Sunday, November 29, 2009

Women rights groups decry Maguindanao massacre

Women from various walks of life expressed their outrage over the gruesome death that befell their fellow women in what is now called by authorities as the Maguindanao Massacre.

And the death of at least 21 women who were among the more than 50 victims is yet another mark in the international struggle to end the violence against women.

Wednesday was the commemoration of the International Day to Eliminate Violence against Women, an annual tribute to the Mirabal sisters who were brutally killed by Dominican Republic dictator General Trujillo on November 25, 1960.

Mags Maglana, a Mindanao development worker, said the incident showed that the women victims were “victims twice over.”

“They suffered a brutal death. And one couldn't help but think that they were proxies in a political war led by powerful men and their clans. And yet they were courageous. They might not have had an inkling of the hell they were walking into but they must have known about the risks ... and yet they went in,” Maglana said.

Maglana said that the women killed in the massacre were no doubt victims but “they tried to do what they could to bring about change that they believed in.”

“And for that they should be honored. And we should make sure that they are done justice and that no more women will have to be sacrificed in the altars of warlordism and feudal governance,” she said.

Women rights advocates on Wednesday went to the streets of Davao to condemn the violent death of women in the massacre.

Nisa Opalla, Gabriela Women’s Party-Southern Mindanao spokesperson said: “that in times of political turmoil, dictatorship, and fascism, women are not spared of state violence, this is how desperate political elites rule.”

"The barbaric incident in Maguindanao is also an indication of the grave human rights landscape in the Philippines under the Arroyo government, where the old guns, goons and gold still rule," she added.

Nancy, a store attendant in downtown Davao, said she was both scared and angered when she heard the news that some of the victims of the carnage, which is linked to the Ampatuan family, were even sexually abused before they were killed.

The women victims included the wife of Buluan town vice mayor and gubernatorial aspirant Esmael Mangudadatu, his sisters Eden, the mayor of the Mangudadatu town, and Farina.
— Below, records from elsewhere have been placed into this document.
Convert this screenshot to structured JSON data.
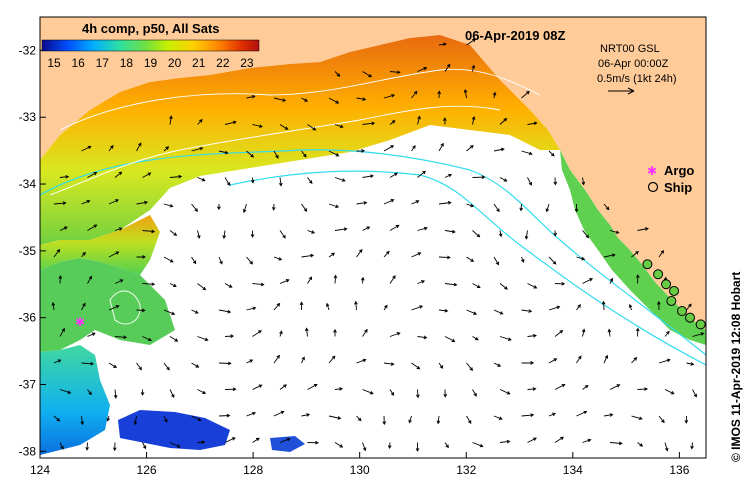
{
  "map": {
    "title": "06-Apr-2019 08Z",
    "colorbar": {
      "title": "4h comp, p50, All Sats",
      "ticks": [
        "15",
        "16",
        "17",
        "18",
        "19",
        "20",
        "21",
        "22",
        "23"
      ],
      "range": [
        14.5,
        23.5
      ],
      "colors": [
        "#0a0a8c",
        "#0050ff",
        "#00b0ff",
        "#30e0a0",
        "#70e040",
        "#c8f000",
        "#ffd000",
        "#ff8000",
        "#e03000",
        "#b01010"
      ]
    },
    "current_info": {
      "line1": "NRT00 GSL",
      "line2": "06-Apr 00:00Z",
      "line3": "0.5m/s (1kt 24h)"
    },
    "legend": {
      "argo_label": "Argo",
      "ship_label": "Ship",
      "argo_color": "#ff33ff",
      "ship_color": "#000000"
    },
    "x_ticks": [
      "124",
      "126",
      "128",
      "130",
      "132",
      "134",
      "136"
    ],
    "y_ticks": [
      "-32",
      "-33",
      "-34",
      "-35",
      "-36",
      "-37",
      "-38"
    ],
    "lon_range": [
      124,
      136.5
    ],
    "lat_range": [
      -31.5,
      -38.1
    ],
    "credit": "© IMOS 11-Apr-2019 12:08 Hobart",
    "colors": {
      "land": "#ffcc99",
      "no_data": "#ffffff",
      "isobath": "#33ddee",
      "contour": "#ffffff"
    },
    "argo_floats": [
      {
        "lon": 124.75,
        "lat": -36.05
      }
    ],
    "ship_obs": [
      {
        "lon": 135.4,
        "lat": -35.2
      },
      {
        "lon": 135.6,
        "lat": -35.35
      },
      {
        "lon": 135.75,
        "lat": -35.5
      },
      {
        "lon": 135.9,
        "lat": -35.6
      },
      {
        "lon": 135.85,
        "lat": -35.75
      },
      {
        "lon": 136.05,
        "lat": -35.9
      },
      {
        "lon": 136.2,
        "lat": -36.0
      },
      {
        "lon": 136.4,
        "lat": -36.1
      }
    ]
  }
}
Also killed were lawyers Concepcion “Connie” Brizuela and Cynthia Oquendo.

Catherine Uba-Bermudez, a former Mindanao journalist who is now based in the United States, said it unnerved her to know that “these men are animals.”

“Kill, if you must, if this was commissioned by the quasi-god (in the form of Ampatuan) but rape? This is lowlier and downright barbaric than any form of jihad, fundamentalism, or ideology,” said Bermudez in her message sent to the INQUIRER.
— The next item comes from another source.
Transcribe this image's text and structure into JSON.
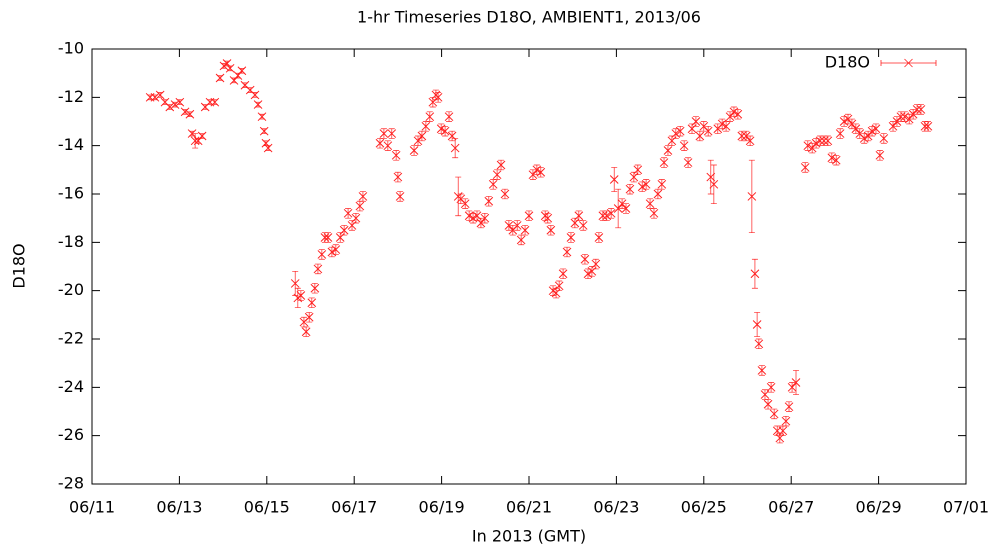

“It just speaks how these people are animals ... I am disgusted by how invaluable these people look at humans, as if hearing them say "sige, katayin mo sila" (go ahead and slaughter them) to my face, like referring to bugs or rodents, needing extermination. Obviously, they don’t value lives. They make me throw up,” Bermudez added.

Gabriela Rep. Liza Maza said that the incident showed that women are the most “vulnerable in the mad scramble for power during elections.”

The Mindanao Commission on Women and Mothers for Peace also expressed its outrage over what it called “new low in bestiality perpetrated by men on civilians but most especially on women.”

“This latest incident by men, who are believed to belong to a private army, makes us shudder at what will happen in the days ahead if these criminals and their principals are not brought to justice,” the group said.

Eden Mangudadatu, they said, even actively participated in the many activities of the Mindanao Commission on Women. It is, they said, ironic that early this year Eden participated in discussions of our project, “Women Healing Communities: Preventing and Reducing Rido (clan feuds)."

“During the session, she shared her thoughts about rido and how women played an important role in settling cases of clan violence,” they said.

“The barbaric and brutal massacre in Maguindanao shows the total breakdown of security in parts of Mindanao where many women and their families live in dehumanizing poverty and violent conflict,” the group said.

“We call on President Gloria Macapagal-Arroyo—as President and as a woman—to do the right thing: disband and disarm the private armies, bring down the full force of the law on the perpetrators, and rid Maguindanao and other parts of Mindanao of the scourge of warlordism,” the group added.